“Better than it was, thank you, my dear,” he said, in a soft weak tone: then, as she bent down to kiss his brow; “you must take care of the little ones.”

“Yes, papa,” she could hardly answer, and a large drop gathered slowly in each eye, long in coming, as if the heart ached too much for them to flow freely.

“Are they all well?”

“Yes, papa.”

“And good?” He held her hand, as if lengthening the interview.

“Yes, very good all day.”

A long deep sigh. Ethel’s two tears stood on her cheeks.

“My love to them all. I hope I shall see them to-morrow. God bless you, my dear, good-night.”

Ethel went upstairs, saddened and yet soothed. The calm silent sorrow, too deep for outward tokens, was so unlike her father’s usually demonstrative habits, as to impress her all the more, yet those two tears were followed by no more; there was much strangeness and confusion in her mind in the newness of grief.

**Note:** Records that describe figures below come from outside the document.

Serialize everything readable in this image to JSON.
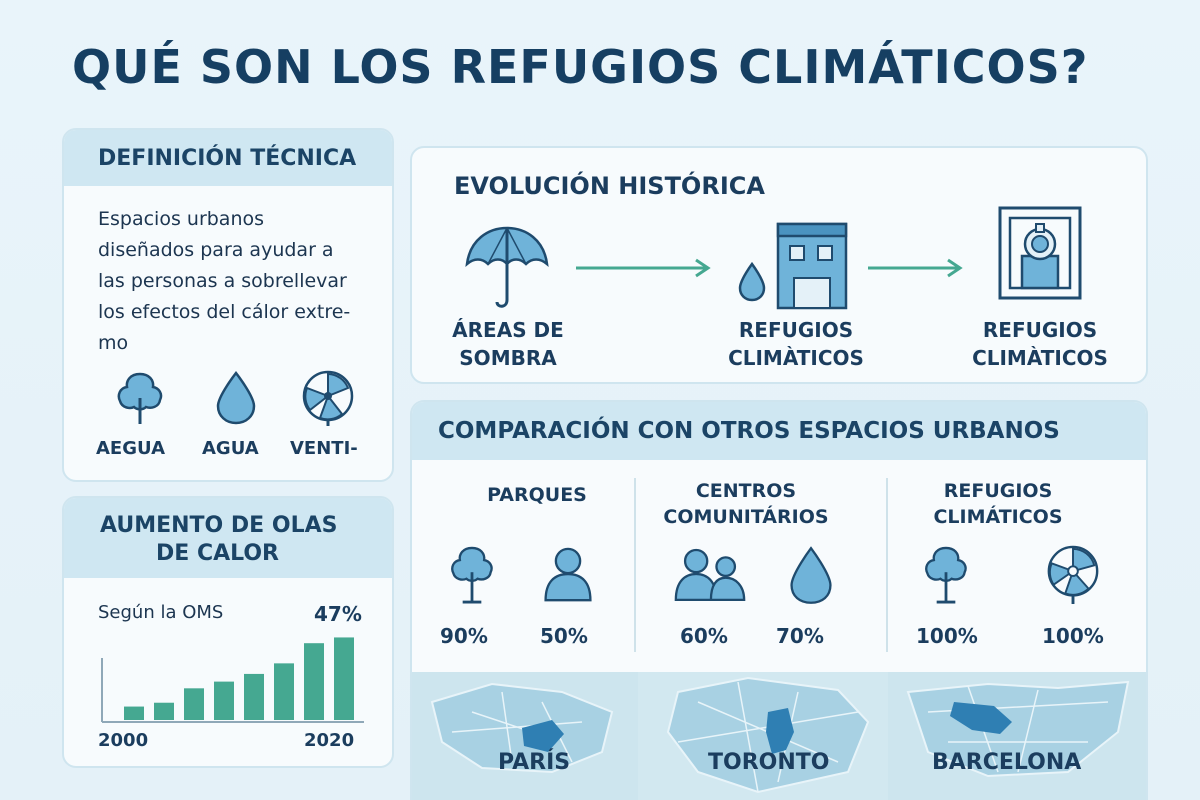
{
  "title": "QUÉ SON LOS REFUGIOS CLIMÁTICOS?",
  "definition": {
    "heading": "DEFINICIÓN TÉCNICA",
    "lines": [
      "Espacios urbanos",
      "diseñados para ayudar a",
      "las personas a sobrellevar",
      "los efectos del cálor extre-",
      "mo"
    ],
    "icons": [
      {
        "icon": "tree-icon",
        "label": "AEGUA"
      },
      {
        "icon": "water-drop-icon",
        "label": "AGUA"
      },
      {
        "icon": "fan-icon",
        "label": "VENTI-"
      }
    ]
  },
  "heat": {
    "heading_lines": [
      "AUMENTO DE OLAS",
      "DE CALOR"
    ],
    "source": "Según la OMS",
    "highlight": "47%",
    "year_start": "2000",
    "year_end": "2020"
  },
  "chart_data": {
    "type": "bar",
    "values": [
      14,
      18,
      33,
      40,
      48,
      59,
      80,
      86
    ],
    "xlabel": "",
    "ylabel": "",
    "x_tick_labels": [
      "2000",
      "2020"
    ],
    "annotation": "47%",
    "bar_color": "#45a891"
  },
  "evolution": {
    "heading": "EVOLUCIÓN HISTÓRICA",
    "steps": [
      {
        "icon": "umbrella-icon",
        "label_lines": [
          "ÁREAS DE",
          "SOMBRA"
        ]
      },
      {
        "icon": "building-water-icon",
        "label_lines": [
          "REFUGIOS",
          "CLIMÀTICOS"
        ]
      },
      {
        "icon": "shelter-frame-icon",
        "label_lines": [
          "REFUGIOS",
          "CLIMÀTICOS"
        ]
      }
    ]
  },
  "comparison": {
    "heading": "COMPARACIÓN CON OTROS ESPACIOS URBANOS",
    "columns": [
      {
        "title_lines": [
          "PARQUES"
        ],
        "items": [
          {
            "icon": "tree-icon",
            "pct": "90%"
          },
          {
            "icon": "person-icon",
            "pct": "50%"
          }
        ]
      },
      {
        "title_lines": [
          "CENTROS",
          "COMUNITÁRIOS"
        ],
        "items": [
          {
            "icon": "people-icon",
            "pct": "60%"
          },
          {
            "icon": "water-drop-icon",
            "pct": "70%"
          }
        ]
      },
      {
        "title_lines": [
          "REFUGIOS",
          "CLIMÁTICOS"
        ],
        "items": [
          {
            "icon": "tree-icon",
            "pct": "100%"
          },
          {
            "icon": "fan-icon",
            "pct": "100%"
          }
        ]
      }
    ]
  },
  "cities": [
    "PARÍS",
    "TORONTO",
    "BARCELONA"
  ],
  "colors": {
    "title": "#163f62",
    "icon_fill": "#6fb3d9",
    "icon_stroke": "#1f4b6e",
    "arrow": "#45a891",
    "bar": "#45a891",
    "header_bg": "#cfe7f2"
  }
}
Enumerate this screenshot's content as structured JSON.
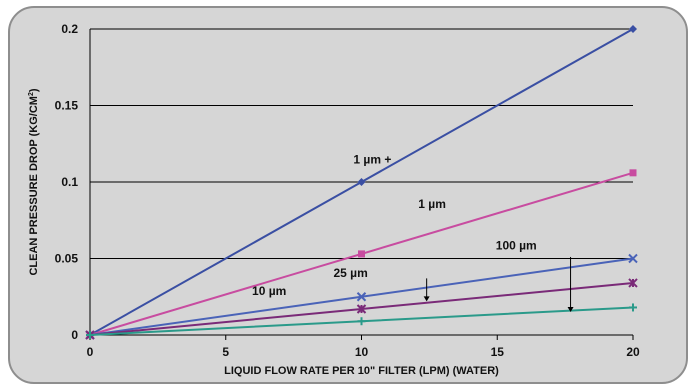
{
  "chart_data": {
    "type": "line",
    "title": "",
    "xlabel": "LIQUID FLOW RATE PER 10\" FILTER (LPM) (WATER)",
    "ylabel": "CLEAN PRESSURE DROP (KG/CM",
    "ylabel_sup": "2",
    "ylabel_close": ")",
    "xlim": [
      0,
      20
    ],
    "ylim": [
      0,
      0.2
    ],
    "xticks": [
      0,
      5,
      10,
      15,
      20
    ],
    "xtick_labels": [
      "0",
      "5",
      "10",
      "15",
      "20"
    ],
    "yticks": [
      0,
      0.05,
      0.1,
      0.15,
      0.2
    ],
    "ytick_labels": [
      "0",
      "0.05",
      "0.1",
      "0.15",
      "0.2"
    ],
    "grid": "horizontal",
    "x": [
      0,
      10,
      20
    ],
    "series": [
      {
        "values": [
          0,
          0.1,
          0.2
        ],
        "color": "#3a4fa3",
        "marker": "diamond"
      },
      {
        "values": [
          0,
          0.053,
          0.106
        ],
        "color": "#c84ca0",
        "marker": "square"
      },
      {
        "values": [
          0,
          0.025,
          0.05
        ],
        "color": "#4a63b8",
        "marker": "x"
      },
      {
        "values": [
          0,
          0.017,
          0.034
        ],
        "color": "#7a2a78",
        "marker": "star"
      },
      {
        "values": [
          0,
          0.009,
          0.018
        ],
        "color": "#2a9a8a",
        "marker": "plus"
      }
    ],
    "annotations": [
      {
        "text": "1 µm +",
        "x": 10.4,
        "y": 0.112
      },
      {
        "text": "1 µm",
        "x": 12.6,
        "y": 0.083
      },
      {
        "text": "100 µm",
        "x": 15.7,
        "y": 0.056
      },
      {
        "text": "25 µm",
        "x": 9.6,
        "y": 0.038
      },
      {
        "text": "10 µm",
        "x": 6.6,
        "y": 0.026
      }
    ],
    "arrows": [
      {
        "x": 12.4,
        "y_from": 0.037,
        "y_to": 0.022
      },
      {
        "x": 17.7,
        "y_from": 0.051,
        "y_to": 0.015
      }
    ]
  }
}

She found poor Flora, spent with exertion, under the reaction of all she had undergone, lying on her bed, sobbing as if her heart would break, calling in gasps of irrepressible agony on “mamma! mamma!” yet with her face pressed down on the pillow that she might not be heard. Ethel, terrified and distressed, timidly implored her to be comforted, but it seemed as if she were not even heard; she would have fetched some one, but whom? Alas! alas! it brought back the sense that no mother would ever soothe them—Margaret, papa, both so ill, nurse engaged with Margaret! Ethel stood helpless and despairing, and Flora sobbed on, so that Mary awakened to burst out in a loud frightened fit of crying; but in a few moments a step was at the door, a knock, and Richard asked, “Is anything the matter?”